Anti-Utilitarisme : L’argument Santé

by Annaelle

Beaucoup de gens pensent, sans doute parce que c’est comme ça que c’est enseigné, que l’utilitarisme et le déontologisme, sont des familles d’éthiques normativement différentes. Par là, je veux dire que ce sont des familles de réponses différentes à la question «comment devrions nous vivre?».

Cela est inexact. Les commandements normatifs – les «Tu dois faire ceci ou cela» de ces deux famille d’éthiques sont les mêmes – «Agis honnêtement», «Respecte autrui», «Partage», «Sois impartial.e dans ta prise de décision», «Prend soin des gens qui ont besoin de toi», «Porte-toi au secours des gens vulnérables, dans la misère ou mals pris».
Certains vont dire que ces deux éthiques ont divers degrés d’exigence, que l’utilitarisme demande d’être parfait alors que le déontologisme demande simplement de faire de son mieux. Encore là, c’est une opinion fausse, quoique compréhensible (et pédagogiquement utile), parce que ce sont en vérité deux façons de parler essentiellement de la même chose, mais avec un intérêt différent : selon le sens commun, la personne qui fait son mieux possible en toutes circonstances est un agent moral parfait – c’est seulement, en effet, la personne qui pourrait agir mieux qu’elle ne le fait qui commet une faute.

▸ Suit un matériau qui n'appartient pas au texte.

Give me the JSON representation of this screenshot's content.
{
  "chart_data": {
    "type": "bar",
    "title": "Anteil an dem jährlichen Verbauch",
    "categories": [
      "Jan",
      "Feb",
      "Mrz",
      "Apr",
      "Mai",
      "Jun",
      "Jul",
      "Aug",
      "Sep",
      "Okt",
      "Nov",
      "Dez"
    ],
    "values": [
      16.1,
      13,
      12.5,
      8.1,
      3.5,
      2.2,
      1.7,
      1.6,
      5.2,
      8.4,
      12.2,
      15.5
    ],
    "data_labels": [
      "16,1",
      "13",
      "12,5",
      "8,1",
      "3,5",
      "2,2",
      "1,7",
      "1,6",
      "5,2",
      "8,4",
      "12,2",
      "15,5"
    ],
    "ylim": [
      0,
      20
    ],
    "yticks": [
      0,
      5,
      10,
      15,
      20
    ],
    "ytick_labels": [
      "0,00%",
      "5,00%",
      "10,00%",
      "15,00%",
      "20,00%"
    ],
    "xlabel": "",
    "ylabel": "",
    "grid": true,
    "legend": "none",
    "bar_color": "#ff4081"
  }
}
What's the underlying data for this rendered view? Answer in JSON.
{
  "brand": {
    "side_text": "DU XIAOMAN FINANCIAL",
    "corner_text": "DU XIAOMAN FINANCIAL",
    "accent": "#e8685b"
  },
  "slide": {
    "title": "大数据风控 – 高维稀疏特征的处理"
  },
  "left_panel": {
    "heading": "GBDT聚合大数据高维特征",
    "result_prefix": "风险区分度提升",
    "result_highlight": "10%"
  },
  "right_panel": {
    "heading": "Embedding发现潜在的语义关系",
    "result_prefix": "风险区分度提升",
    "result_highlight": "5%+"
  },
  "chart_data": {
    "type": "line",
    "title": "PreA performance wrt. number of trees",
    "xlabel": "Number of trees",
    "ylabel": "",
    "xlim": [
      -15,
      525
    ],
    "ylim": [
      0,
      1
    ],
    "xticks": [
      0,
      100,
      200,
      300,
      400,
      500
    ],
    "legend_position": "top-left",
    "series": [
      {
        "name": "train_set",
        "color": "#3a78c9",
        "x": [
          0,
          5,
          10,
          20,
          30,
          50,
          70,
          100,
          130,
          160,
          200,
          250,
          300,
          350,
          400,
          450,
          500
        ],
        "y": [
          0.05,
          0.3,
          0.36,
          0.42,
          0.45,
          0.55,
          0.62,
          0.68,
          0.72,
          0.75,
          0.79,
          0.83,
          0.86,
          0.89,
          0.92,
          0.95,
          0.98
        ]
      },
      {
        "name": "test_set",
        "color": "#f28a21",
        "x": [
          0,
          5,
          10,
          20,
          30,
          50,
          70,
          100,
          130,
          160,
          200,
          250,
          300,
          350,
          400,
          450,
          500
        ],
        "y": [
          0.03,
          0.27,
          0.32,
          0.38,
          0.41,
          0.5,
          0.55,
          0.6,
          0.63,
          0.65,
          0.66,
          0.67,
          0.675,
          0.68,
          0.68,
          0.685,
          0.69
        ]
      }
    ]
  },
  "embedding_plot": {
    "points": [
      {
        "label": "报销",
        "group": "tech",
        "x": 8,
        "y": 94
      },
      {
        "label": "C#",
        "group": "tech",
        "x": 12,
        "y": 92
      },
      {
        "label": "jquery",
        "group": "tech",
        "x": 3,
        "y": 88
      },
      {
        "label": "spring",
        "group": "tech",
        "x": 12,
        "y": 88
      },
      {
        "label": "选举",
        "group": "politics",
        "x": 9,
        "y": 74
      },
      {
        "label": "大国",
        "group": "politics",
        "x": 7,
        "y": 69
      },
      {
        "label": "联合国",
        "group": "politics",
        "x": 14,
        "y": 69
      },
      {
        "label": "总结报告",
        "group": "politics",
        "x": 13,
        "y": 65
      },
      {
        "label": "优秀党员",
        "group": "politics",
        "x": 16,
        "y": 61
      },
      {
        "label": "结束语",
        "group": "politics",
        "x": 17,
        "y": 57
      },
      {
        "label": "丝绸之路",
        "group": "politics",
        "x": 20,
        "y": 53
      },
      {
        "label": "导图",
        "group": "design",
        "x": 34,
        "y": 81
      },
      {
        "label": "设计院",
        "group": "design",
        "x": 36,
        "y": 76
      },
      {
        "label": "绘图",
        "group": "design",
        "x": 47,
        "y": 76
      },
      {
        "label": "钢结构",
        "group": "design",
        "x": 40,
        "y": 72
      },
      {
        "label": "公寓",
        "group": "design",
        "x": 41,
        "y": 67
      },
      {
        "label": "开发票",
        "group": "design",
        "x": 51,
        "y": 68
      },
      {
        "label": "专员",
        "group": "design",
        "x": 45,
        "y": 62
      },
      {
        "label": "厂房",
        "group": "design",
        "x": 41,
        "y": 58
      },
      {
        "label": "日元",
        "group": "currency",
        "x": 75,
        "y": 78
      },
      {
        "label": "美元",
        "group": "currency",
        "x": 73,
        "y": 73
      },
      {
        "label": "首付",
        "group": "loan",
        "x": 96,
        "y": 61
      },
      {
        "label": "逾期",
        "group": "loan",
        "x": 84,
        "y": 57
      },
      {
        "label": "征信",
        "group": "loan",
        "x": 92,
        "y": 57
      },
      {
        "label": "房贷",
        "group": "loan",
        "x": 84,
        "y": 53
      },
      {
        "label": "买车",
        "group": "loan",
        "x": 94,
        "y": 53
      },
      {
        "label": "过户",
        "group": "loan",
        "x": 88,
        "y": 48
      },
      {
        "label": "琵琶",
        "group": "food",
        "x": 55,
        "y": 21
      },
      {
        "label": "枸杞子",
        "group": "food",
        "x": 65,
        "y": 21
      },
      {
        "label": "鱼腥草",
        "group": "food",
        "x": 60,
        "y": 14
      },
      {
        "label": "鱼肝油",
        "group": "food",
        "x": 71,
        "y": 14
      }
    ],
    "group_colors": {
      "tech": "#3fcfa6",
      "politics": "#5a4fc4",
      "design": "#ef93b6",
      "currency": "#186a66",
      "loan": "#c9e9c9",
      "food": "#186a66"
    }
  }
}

Là ou se trouve réellement la divergence, c’est dans la méta-éthique. C’est dans leur réponse à la question «quelle sorte de chose est le bien» que les deux éthiques divergent. Pour les utilitaristes, le bien est ce qui est utile – ce qui sers à une fin. Les utilitaristes croient que le bien suprême – la fin de toutes les fins, est le bonheur. Donc, le bien, c’est ce qui est utile au bonheur. C’est une réponse crédible, parce que si, à la question «comment devrions nous vivre», on répond «en créant le plus de bonheur possible», on arrive à un ensemble de commandements normatifs qui mènent à la vie bonne.
Les déontologistes ont une autre réponse à la question «quelle sorte de chose est le bien». Pour les déontologistes, le bien est «ce qui se choisi par la volonté de faire le bien». C’est une différence importante, parce que, pour les utilitariste, le bien est une propriété des choses, et, pour les déontologistes, le bien est une propriété des décisions volontaires. On remarquera que les décisions volontaires sont une sorte de chose, et que les utilitaristes, à travers la littérature, ont tenté de faire du déontologisme une doctrine qui s’explique en termes utilitaristes. Mais les déontologistes ont tenté de faire pareil, en affirmant que choisir d’agir en créant le plus de bonheur possible, c’est une décision volontaire bonne. Comprendre cette dynamique, c’est comprendre avec clarté à quel point se sont des doctrines qui se ressemblent du point de vue normatif.

L’argument de la santé. La santé est incontestablement quelque chose d’utile. Et les utilitariste vont dire, de la santé, qu’elle est bonne. Qu’elle est même bonne d’elle-même – que la santé est utile d’elle-même. Mais on voudrait dire – aussi – que toute bonne personne n’est pas nécessairement en santé – que certaines personnes vivent des vies tout à fait bonnes en étant malades. Et l’adéquation entre utilité et bonté est un problème pour les utilitaristes, parce que la santé est un domaine de réflexions éthiques beaucoup plus profond que de simplement dire «la santé est bonne, maximisons la santé». Du point de vue d’une personne malade, «comment dois-je vivre» ne se résume pas à «En guérissant», ni à «Identiquement à une personne en santé, sauf qu’il faut en plus que je guérisse». Et l’utilitarisme, de son acharnement à dire que «”la santé est bonne” ou “la santé est utile”, ça veut dire au fond la même chose» a beaucoup de problèmes à être pertinent en tant qu’éthique normative pour les personnes malades. Le déontologisme n’a pas ce problème – car il peut reconnaître l’utilité en soi de la santé sans en faire une obligation absolue pour les personnes malades. Le déontologisme, grâce à sa méta-éthique de la décision volontaire est capable d’expliquer en quoi la maladie peut être mal commode sans être un défaut personnel de la personne malade, et même si l’on parle d’une maladie associée à des habitudes de vies comme le tabagisme ou la consommation d’alcool – et, c’est le dernier clou que j’assènerai dans son cercueil – l’utilitarisme n’est absolument pas capable de faire cela.